A: We see many professional practices closing or scaling down as a result of late or non-payment. A further consequence is that many built-environment professionals seek better opportunities abroad, leaving a serious skills gap. Contractors therefore struggle to access the skills they need to succeed, which further hamstrings efforts to transform the industry. The only figure we can quote currently is the Master Builders Association’s R5.5 billion owed to contractors and built-environment professionals. The Association of South African Quantity Surveyors (ASAQS) is in the process of compiling a survey that we plan to send out early in 2020 to our members as well as to other voluntary associations and institutes within the construction industry, to gain a better, granular understanding of the ‘R5.5 billion’ in order to approach the relevant government departments with accurate figures.
Q: What are the major pitfalls of using engineers and construction personnel instead of quantity surveyors in order to cut costs?
A: Quantity surveyors specialise in managing construction budgets, which can be extremely complex. They are trained to assess rigorously all aspects of cost and contractual management, particularly in how to measure construction works precisely and accurately, ensuring the complete financial management and viability of the project. While other professionals, such as engineers and architects, may be able to produce bills of quantities (BoQs) for complex construction projects, such BoQs will never be as accurate or as detailed as those produced by a trained, professional quantity surveyor.
Q: The ASAQS has highlighted that government has lost control over its projects by not using quantity surveyors, resulting in excess waste, bottlenecks and delayed delivery times. How serious is this problem?

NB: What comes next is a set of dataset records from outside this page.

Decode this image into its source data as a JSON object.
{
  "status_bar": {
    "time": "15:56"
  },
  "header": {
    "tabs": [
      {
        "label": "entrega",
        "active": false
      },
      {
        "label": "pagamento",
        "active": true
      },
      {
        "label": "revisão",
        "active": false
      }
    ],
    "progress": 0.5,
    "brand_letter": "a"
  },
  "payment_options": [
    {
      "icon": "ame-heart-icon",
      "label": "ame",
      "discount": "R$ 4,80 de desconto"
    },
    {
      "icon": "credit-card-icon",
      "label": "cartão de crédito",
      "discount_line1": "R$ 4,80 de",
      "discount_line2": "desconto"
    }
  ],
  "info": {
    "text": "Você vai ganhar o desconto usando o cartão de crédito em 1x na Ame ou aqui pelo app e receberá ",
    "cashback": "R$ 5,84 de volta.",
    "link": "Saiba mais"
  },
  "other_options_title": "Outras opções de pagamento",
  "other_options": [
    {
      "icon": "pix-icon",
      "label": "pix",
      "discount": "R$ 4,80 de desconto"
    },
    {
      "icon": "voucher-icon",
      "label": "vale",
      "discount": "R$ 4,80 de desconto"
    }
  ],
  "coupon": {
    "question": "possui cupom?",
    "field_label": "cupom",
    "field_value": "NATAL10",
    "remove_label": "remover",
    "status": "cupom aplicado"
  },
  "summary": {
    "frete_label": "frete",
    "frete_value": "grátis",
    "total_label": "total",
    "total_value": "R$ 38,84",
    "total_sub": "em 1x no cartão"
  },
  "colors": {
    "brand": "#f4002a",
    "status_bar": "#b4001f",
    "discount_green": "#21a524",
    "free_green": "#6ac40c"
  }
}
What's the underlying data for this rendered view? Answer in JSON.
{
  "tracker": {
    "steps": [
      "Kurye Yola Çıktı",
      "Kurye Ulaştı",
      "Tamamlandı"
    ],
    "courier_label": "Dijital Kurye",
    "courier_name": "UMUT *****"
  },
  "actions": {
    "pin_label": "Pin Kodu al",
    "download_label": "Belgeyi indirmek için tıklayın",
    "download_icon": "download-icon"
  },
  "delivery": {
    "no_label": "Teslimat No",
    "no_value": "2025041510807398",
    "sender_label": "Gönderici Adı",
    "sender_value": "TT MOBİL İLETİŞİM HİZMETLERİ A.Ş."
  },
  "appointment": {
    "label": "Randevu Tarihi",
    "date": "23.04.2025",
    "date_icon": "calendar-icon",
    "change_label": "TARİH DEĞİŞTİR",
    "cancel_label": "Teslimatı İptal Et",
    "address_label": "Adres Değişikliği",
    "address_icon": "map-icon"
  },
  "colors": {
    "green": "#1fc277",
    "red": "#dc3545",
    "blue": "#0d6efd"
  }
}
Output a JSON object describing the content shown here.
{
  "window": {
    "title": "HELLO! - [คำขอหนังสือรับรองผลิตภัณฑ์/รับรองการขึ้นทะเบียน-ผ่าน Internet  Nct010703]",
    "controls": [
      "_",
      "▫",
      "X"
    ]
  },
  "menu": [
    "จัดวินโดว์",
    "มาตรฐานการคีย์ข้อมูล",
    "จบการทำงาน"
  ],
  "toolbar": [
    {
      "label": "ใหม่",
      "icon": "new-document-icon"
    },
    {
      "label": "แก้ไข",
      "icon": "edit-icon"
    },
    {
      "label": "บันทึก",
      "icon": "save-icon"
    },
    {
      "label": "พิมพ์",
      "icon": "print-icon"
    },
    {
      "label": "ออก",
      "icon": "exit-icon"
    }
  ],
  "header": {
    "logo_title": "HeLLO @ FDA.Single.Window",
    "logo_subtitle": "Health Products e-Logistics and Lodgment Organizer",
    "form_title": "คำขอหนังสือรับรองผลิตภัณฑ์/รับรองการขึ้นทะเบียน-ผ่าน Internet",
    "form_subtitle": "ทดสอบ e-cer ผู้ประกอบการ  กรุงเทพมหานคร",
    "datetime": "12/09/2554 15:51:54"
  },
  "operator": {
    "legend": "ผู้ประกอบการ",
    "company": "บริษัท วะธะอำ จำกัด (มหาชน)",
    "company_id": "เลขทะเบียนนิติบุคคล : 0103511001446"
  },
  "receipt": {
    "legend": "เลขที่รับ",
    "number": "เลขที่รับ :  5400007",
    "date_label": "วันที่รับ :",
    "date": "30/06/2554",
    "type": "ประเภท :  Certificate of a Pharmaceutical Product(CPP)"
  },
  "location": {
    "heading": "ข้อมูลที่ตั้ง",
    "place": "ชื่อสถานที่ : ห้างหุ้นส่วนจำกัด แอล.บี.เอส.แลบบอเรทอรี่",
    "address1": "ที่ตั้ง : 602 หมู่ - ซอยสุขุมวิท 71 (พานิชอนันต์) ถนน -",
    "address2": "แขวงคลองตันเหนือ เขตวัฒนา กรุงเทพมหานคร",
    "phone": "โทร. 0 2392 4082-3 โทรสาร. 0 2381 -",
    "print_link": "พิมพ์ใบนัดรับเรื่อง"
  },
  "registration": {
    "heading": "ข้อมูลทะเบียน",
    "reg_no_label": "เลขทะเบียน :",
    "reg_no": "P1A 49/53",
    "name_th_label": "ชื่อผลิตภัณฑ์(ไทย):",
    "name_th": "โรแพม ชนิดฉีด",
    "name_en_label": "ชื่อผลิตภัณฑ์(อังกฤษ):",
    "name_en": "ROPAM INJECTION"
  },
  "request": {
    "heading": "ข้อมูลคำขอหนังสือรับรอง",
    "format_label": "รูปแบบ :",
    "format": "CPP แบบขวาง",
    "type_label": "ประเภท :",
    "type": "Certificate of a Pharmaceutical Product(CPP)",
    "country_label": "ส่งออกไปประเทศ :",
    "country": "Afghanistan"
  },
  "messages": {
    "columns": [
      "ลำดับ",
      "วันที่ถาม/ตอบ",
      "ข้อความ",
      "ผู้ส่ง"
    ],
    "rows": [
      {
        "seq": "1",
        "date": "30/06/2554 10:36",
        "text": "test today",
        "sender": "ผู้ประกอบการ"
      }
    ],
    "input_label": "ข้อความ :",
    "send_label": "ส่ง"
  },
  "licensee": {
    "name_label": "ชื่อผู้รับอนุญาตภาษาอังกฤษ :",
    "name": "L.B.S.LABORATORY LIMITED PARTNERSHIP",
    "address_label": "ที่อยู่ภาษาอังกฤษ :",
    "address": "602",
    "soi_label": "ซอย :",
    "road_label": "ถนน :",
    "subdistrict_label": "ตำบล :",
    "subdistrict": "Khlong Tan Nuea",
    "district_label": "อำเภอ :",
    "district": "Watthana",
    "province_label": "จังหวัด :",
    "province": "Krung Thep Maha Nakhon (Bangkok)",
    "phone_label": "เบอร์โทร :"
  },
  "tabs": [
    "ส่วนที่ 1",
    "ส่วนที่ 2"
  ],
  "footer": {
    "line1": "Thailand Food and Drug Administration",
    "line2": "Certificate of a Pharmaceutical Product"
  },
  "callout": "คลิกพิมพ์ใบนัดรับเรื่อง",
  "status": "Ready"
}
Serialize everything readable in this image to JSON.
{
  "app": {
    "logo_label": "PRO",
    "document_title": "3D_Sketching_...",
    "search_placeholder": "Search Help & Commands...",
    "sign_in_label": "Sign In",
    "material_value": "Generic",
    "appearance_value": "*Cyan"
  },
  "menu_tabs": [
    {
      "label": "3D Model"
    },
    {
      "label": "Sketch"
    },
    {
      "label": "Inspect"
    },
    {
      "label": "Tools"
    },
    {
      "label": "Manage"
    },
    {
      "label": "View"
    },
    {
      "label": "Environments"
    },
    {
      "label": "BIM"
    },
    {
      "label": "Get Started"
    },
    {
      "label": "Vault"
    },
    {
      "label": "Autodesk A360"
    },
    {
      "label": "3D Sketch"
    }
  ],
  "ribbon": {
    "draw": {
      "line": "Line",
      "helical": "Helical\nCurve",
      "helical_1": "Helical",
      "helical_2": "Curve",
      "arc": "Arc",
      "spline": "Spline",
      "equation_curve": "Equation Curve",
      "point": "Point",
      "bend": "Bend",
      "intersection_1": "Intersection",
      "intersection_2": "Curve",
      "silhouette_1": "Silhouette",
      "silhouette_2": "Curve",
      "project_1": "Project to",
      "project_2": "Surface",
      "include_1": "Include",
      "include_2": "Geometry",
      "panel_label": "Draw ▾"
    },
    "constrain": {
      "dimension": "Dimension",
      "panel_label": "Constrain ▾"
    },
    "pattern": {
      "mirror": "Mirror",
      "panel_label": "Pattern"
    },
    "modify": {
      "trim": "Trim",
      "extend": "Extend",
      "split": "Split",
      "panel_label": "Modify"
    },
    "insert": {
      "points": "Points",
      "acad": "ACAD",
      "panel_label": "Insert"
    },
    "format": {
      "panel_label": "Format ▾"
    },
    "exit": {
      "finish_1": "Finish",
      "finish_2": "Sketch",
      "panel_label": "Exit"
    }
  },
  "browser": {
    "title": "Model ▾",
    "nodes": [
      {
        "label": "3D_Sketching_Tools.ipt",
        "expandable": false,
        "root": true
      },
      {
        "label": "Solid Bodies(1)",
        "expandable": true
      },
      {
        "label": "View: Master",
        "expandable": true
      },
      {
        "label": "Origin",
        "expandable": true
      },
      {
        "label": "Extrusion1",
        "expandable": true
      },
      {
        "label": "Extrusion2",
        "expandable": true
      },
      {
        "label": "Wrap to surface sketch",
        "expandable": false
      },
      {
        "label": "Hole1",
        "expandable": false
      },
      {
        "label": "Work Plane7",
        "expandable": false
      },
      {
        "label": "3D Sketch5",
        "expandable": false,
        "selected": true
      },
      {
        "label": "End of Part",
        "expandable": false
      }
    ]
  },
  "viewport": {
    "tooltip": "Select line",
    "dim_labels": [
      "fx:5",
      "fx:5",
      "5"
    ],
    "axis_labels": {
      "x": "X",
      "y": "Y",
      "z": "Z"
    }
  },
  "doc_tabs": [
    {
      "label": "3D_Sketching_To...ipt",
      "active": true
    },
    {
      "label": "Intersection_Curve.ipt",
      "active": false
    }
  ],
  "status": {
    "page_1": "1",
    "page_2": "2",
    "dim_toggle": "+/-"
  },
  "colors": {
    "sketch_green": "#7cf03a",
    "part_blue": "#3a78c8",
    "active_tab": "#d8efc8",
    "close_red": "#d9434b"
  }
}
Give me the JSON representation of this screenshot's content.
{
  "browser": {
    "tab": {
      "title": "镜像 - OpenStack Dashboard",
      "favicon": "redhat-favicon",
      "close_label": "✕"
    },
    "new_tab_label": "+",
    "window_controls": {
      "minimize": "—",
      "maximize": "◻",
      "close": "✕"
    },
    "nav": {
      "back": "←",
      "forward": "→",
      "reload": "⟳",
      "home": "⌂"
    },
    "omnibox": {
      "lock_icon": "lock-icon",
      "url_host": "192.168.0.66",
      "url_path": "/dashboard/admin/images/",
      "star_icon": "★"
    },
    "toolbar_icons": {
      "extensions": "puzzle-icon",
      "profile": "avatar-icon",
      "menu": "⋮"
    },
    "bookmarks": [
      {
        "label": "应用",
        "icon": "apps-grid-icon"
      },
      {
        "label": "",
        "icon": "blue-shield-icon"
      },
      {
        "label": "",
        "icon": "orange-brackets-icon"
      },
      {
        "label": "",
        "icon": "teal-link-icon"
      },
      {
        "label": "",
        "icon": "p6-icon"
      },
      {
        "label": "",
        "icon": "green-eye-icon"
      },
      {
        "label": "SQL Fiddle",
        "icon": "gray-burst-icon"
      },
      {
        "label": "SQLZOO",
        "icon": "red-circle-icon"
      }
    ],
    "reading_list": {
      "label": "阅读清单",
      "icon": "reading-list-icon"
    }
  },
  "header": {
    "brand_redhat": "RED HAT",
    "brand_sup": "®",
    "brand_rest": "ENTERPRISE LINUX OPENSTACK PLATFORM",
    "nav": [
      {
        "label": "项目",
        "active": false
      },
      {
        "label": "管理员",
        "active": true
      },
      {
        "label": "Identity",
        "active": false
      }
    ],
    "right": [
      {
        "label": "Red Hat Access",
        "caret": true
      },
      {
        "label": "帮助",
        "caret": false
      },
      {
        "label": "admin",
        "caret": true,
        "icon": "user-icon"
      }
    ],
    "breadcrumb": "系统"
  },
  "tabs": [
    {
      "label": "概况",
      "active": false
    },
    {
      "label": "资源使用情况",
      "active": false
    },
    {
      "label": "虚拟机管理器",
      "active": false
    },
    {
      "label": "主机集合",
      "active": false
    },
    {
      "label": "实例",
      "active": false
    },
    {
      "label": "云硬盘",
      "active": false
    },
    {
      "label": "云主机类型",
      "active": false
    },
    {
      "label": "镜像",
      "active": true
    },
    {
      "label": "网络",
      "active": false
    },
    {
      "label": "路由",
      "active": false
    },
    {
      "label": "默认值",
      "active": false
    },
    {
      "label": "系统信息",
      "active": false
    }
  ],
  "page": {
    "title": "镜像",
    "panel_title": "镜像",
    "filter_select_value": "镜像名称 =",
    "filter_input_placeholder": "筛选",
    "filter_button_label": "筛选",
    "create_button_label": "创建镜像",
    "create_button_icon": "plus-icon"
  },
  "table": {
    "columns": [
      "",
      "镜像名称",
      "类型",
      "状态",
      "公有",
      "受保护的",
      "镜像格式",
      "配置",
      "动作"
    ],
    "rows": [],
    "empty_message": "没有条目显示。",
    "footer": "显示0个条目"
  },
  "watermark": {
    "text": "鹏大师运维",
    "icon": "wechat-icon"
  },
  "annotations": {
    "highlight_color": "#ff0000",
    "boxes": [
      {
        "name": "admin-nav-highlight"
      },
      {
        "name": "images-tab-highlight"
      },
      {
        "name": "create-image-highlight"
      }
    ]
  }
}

A: This is a very serious problem and there’s no way of quantifying it, despite a number of reports and evidence that numerous state projects are dramatically over budget. One of the reasons is a lack of registered professional quantity surveyors being appointed by various state institutions to oversee the costs of projects.
One only has to think of Eskom’s Medupi and Kusile and the massive cost overruns they have experienced to grasp the extent of this challenge. A quantity surveyor, for example, would be accountable and answerable for the various reasons that could have caused cost overruns at these power stations. The ASAQS strongly advises stakeholders within the construction industry to appoint and employ registered quantity surveyors to maximise the chances of achieving project goals within the predicted budget and time frame.
Q: What are the environmental challenges that quantity surveyors face in SA?
A: By way of background, one needs to understand that in an effort to promote transformation, government mandated that 30% of a project should be undertaken by SMEs. Unfortunately, local communities, business forums and the construction mafias use this contractual requirement to disrupt projects and make further demands on the main contractors. However, the main contractors remain bound by the contractual agreement with the client to deliver projects to a certain quality level and within stipulated time frames.
It’s a big challenge for the quantity surveyors to evaluate claims from contractors who are trying to reclaim losses incurred through these disruptions and delays, as well as unacceptable quality delivered by SMEs not able to meet a project’s standards. Standard industry contracts also do not always make provision for contractors to be compensated for disruptions and delays, which makes it difficult to evaluate claims and motivate them to clients, especially as they have usually already resulted in budget overruns.
Q: How does the IT revolution enhance the role of quantity surveyors on projects?
A: Quantity surveyors, like other professionals, need to come to terms with change and seize the opportunities offered by new technology. For example, when a whole professional team uses building information modelling, time will be saved in numerous areas of the project by ensuring ease of access to information and the sharing of all relevant changes almost instantaneously. This time can then be more fruitfully spent on value engineering and cost control during the project.